The names suggested are then brought before the president, who may veto them.
What’s astonishing about all this is that the names of those on the panel are unknown, how they decide someone should die is unknown, and what evidence is used to determine on a death sentence is unknown. Everything about this process is deliberately opaque. And there is no written record of the panel’s deliberations in order to further insulate participants, especially the president himself. This fact alone reminds me of some of the more nefarious plots in recent history including Pol Pot’s genocide, Hitler’s Final Solution and Ben Gurion’s plans for the Nakba. All wisely left little or no written evidence of their plans that could be used later by authorities or history to judge them.
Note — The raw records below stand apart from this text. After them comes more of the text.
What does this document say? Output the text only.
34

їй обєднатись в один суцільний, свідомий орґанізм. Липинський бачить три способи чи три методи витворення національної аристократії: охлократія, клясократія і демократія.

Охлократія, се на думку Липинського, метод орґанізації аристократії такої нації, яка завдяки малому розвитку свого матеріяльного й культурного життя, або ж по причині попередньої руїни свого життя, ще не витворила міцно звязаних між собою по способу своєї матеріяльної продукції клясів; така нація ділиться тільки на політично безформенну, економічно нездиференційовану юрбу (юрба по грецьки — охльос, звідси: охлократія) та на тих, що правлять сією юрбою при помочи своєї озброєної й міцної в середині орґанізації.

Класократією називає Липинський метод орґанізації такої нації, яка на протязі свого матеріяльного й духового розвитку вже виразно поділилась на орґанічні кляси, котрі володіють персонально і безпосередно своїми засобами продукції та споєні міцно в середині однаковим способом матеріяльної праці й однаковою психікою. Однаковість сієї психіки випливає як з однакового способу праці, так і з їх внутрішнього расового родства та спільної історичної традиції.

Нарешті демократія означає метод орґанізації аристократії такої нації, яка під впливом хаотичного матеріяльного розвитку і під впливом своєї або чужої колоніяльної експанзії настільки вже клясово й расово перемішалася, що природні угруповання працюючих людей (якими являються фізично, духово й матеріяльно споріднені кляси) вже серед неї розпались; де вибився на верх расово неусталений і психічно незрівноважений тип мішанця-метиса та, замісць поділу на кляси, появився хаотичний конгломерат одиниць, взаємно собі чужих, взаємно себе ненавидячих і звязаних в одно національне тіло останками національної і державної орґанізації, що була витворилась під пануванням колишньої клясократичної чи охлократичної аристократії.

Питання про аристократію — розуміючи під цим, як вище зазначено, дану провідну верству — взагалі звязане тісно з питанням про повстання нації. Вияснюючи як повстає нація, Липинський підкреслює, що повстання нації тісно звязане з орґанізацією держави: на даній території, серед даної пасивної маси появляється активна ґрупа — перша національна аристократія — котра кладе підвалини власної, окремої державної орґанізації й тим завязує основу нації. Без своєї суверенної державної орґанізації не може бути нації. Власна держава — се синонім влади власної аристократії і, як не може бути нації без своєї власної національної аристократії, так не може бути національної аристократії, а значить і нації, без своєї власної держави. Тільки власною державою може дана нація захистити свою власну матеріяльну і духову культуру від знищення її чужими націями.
Not that targeted killings rise to the level of genocide in terms of crimes against humanity, but they are grievious breaches of international law nonetheless.
The hypocrisy of Hillary Clinton swearing on a stack of Bibles that the U.S. had nothing to do with the last Iranian scientist assassination is laughable considering that our own behavior isn’t that dissimilar. In a conversation with a journalist a few days ago who’d had discussions with CIA officers who justified the U.S. killing of al-Awlaki, the agent asked the reporter whether it would be justified to kill someone during World War II who fought right at Hitler’s side.
He was attempting to liken the Yemeni-American cleric to such a figure, when the evidence offered so far doesn’t justify it. Is the CIA saying that Osama bin Laden was Hitler and al-Awlaki was his commander-in-chief? Since when, on both counts? I have no doubt that both were enemies of the U.S. who deserved to be tried and punished for their crimes. But as Mehdi Hassan argues so persuasively in this commentary on the subject, “targeted killing is just the death penalty without due process.”
Barack Obama doesn’t get to be judge, jury and executioner under the U.S. Constitution. In fact, he’s violating the Fifth Amendment, which prohibits taking a citizen’s life without due process. A secret National Council panel is NOT due process. It’s just death by bureaucratic fiat. It is no different from Israel’s targeted assassinations of Palestinian militants and Iranian scientists.